Kolbeck discussed the future of LISD’s policies on restricting applications and Internet access with the aim of making sure school technology is used for school alone.

He discussed the LISD app store, implemented in the 2016 school year, which collects and approves apps for use on district tablets. This is currently implemented on elementary school tablets, with high school hardware having full access to the Apple app store but restrictions on specific apps. Kolbeck discussed expanding the LISD app store to grades both above and below its current range. He showed a video of high school leaders who disagreed with a move that restricted their current app access.

Kolbeck said that almost 90 percent of LISD students have smartphones, making restrictions on certain apps and Internet sites difficult.

“The idea that we’d have total restrictions is almost impossible,” he said. “If we think we’re going to block something completely on an LISD device, they’re pulling [their cell phones] out and that’s what they’re using, and they’re on another network.”

Miller highly praised Kolbeck and his team for the progress they’d made and the research they’d done on the issue, but was concerned about the student input video.
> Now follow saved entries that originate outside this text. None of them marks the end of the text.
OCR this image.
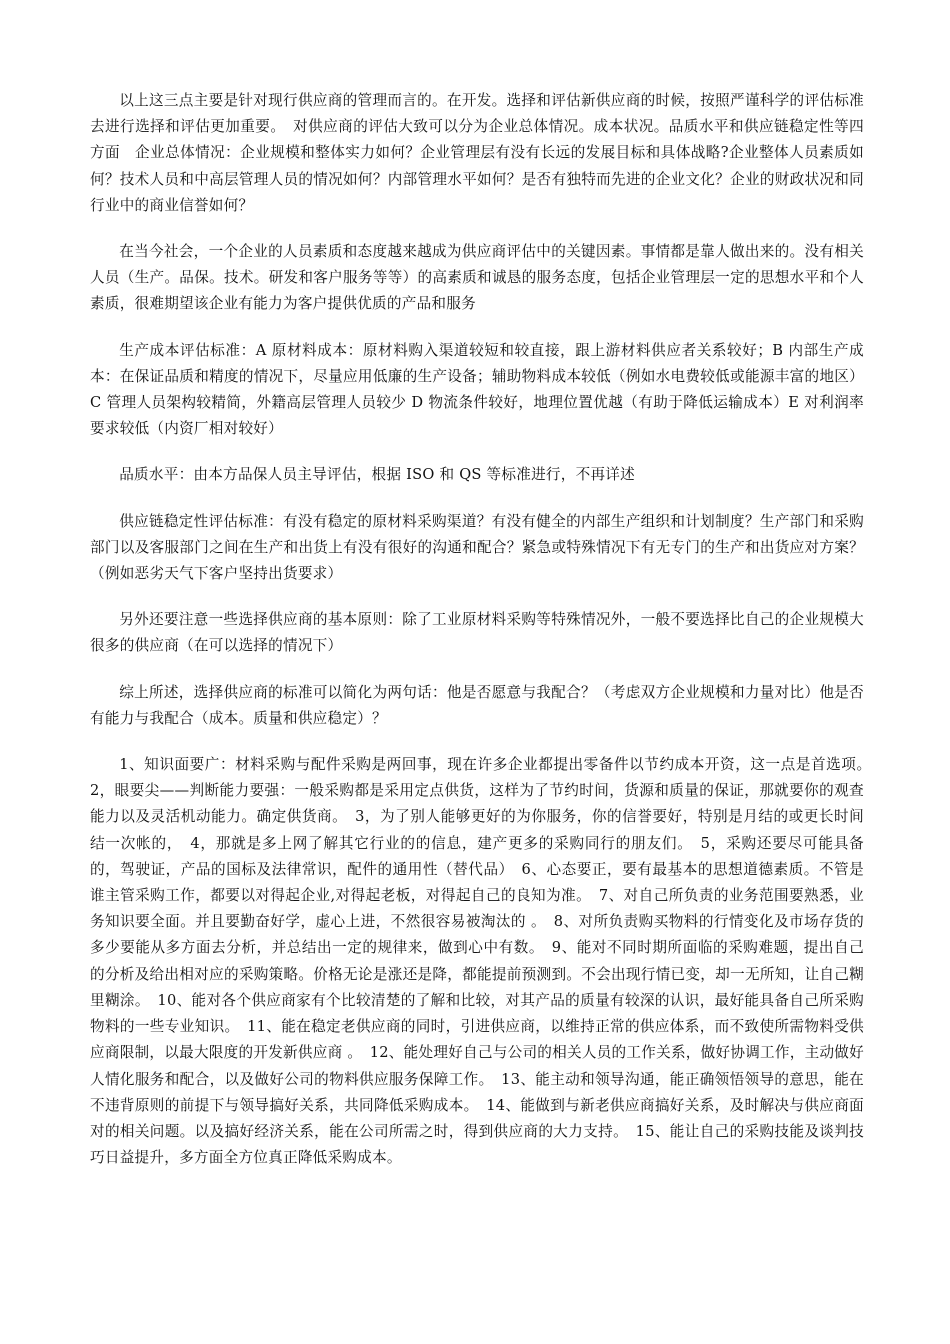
以上这三点主要是针对现行供应商的管理而言的。在开发。选择和评估新供应商的时候，按照严谨科学的评估标准去进行选择和评估更加重要。　对供应商的评估大致可以分为企业总体情况。成本状况。品质水平和供应链稳定性等四方面　企业总体情况：企业规模和整体实力如何？企业管理层有没有长远的发展目标和具体战略?企业整体人员素质如何？技术人员和中高层管理人员的情况如何？内部管理水平如何？是否有独特而先进的企业文化？企业的财政状况和同行业中的商业信誉如何？

在当今社会，一个企业的人员素质和态度越来越成为供应商评估中的关键因素。事情都是靠人做出来的。没有相关人员（生产。品保。技术。研发和客户服务等等）的高素质和诚恳的服务态度，包括企业管理层一定的思想水平和个人素质，很难期望该企业有能力为客户提供优质的产品和服务

生产成本评估标准：A 原材料成本：原材料购入渠道较短和较直接，跟上游材料供应者关系较好；B 内部生产成本：在保证品质和精度的情况下，尽量应用低廉的生产设备；辅助物料成本较低（例如水电费较低或能源丰富的地区）C 管理人员架构较精简，外籍高层管理人员较少 D 物流条件较好，地理位置优越（有助于降低运输成本）E 对利润率要求较低（内资厂相对较好）

品质水平：由本方品保人员主导评估，根据 ISO 和 QS 等标准进行，不再详述

供应链稳定性评估标准：有没有稳定的原材料采购渠道？有没有健全的内部生产组织和计划制度？生产部门和采购部门以及客服部门之间在生产和出货上有没有很好的沟通和配合？紧急或特殊情况下有无专门的生产和出货应对方案？（例如恶劣天气下客户坚持出货要求）

另外还要注意一些选择供应商的基本原则：除了工业原材料采购等特殊情况外，一般不要选择比自己的企业规模大很多的供应商（在可以选择的情况下）

综上所述，选择供应商的标准可以简化为两句话：他是否愿意与我配合？（考虑双方企业规模和力量对比）他是否有能力与我配合（成本。质量和供应稳定）？

1、知识面要广：材料采购与配件采购是两回事，现在许多企业都提出零备件以节约成本开资，这一点是首选项。　2，眼要尖——判断能力要强：一般采购都是采用定点供货，这样为了节约时间，货源和质量的保证，那就要你的观查能力以及灵活机动能力。确定供货商。　3，为了别人能够更好的为你服务，你的信誉要好，特别是月结的或更长时间结一次帐的，　4，那就是多上网了解其它行业的的信息，建产更多的采购同行的朋友们。　5，采购还要尽可能具备的，驾驶证，产品的国标及法律常识，配件的通用性（替代品）　6、心态要正，要有最基本的思想道德素质。不管是谁主管采购工作，都要以对得起企业,对得起老板，对得起自己的良知为准。　7、对自己所负责的业务范围要熟悉，业务知识要全面。并且要勤奋好学，虚心上进，不然很容易被淘汰的 。　8、对所负责购买物料的行情变化及市场存货的多少要能从多方面去分析，并总结出一定的规律来，做到心中有数。　9、能对不同时期所面临的采购难题，提出自己的分析及给出相对应的采购策略。价格无论是涨还是降，都能提前预测到。不会出现行情已变，却一无所知，让自己糊里糊涂。　10、能对各个供应商家有个比较清楚的了解和比较，对其产品的质量有较深的认识，最好能具备自己所采购物料的一些专业知识。　11、能在稳定老供应商的同时，引进供应商，以维持正常的供应体系，而不致使所需物料受供应商限制，以最大限度的开发新供应商 。　12、能处理好自己与公司的相关人员的工作关系，做好协调工作，主动做好人情化服务和配合，以及做好公司的物料供应服务保障工作。　13、能主动和领导沟通，能正确领悟领导的意思，能在不违背原则的前提下与领导搞好关系，共同降低采购成本。　14、能做到与新老供应商搞好关系，及时解决与供应商面对的相关问题。以及搞好经济关系，能在公司所需之时，得到供应商的大力支持。　15、能让自己的采购技能及谈判技巧日益提升，多方面全方位真正降低采购成本。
He referred to a specific worry expressed in the video, that if students had to go through an approval process to download apps they wouldn’t get the software they’d need as quickly as they needed it.

“I want to make sure we resist the temptation to buy into it,” Miller said. “There’s no app that’s so urgent for a student to get a project done that they need to get approval that quickly, and there are a lot of different options to get things done. I just want to be careful to resist that temptation about taking and prioritizing creativity over protection.”

Board members said they had pages and pages of questions after Kolbeck’s presentation, and many were deferred to be answered online over the course of the week. The Lewisville Texan Journal will follow up for details on those discussions.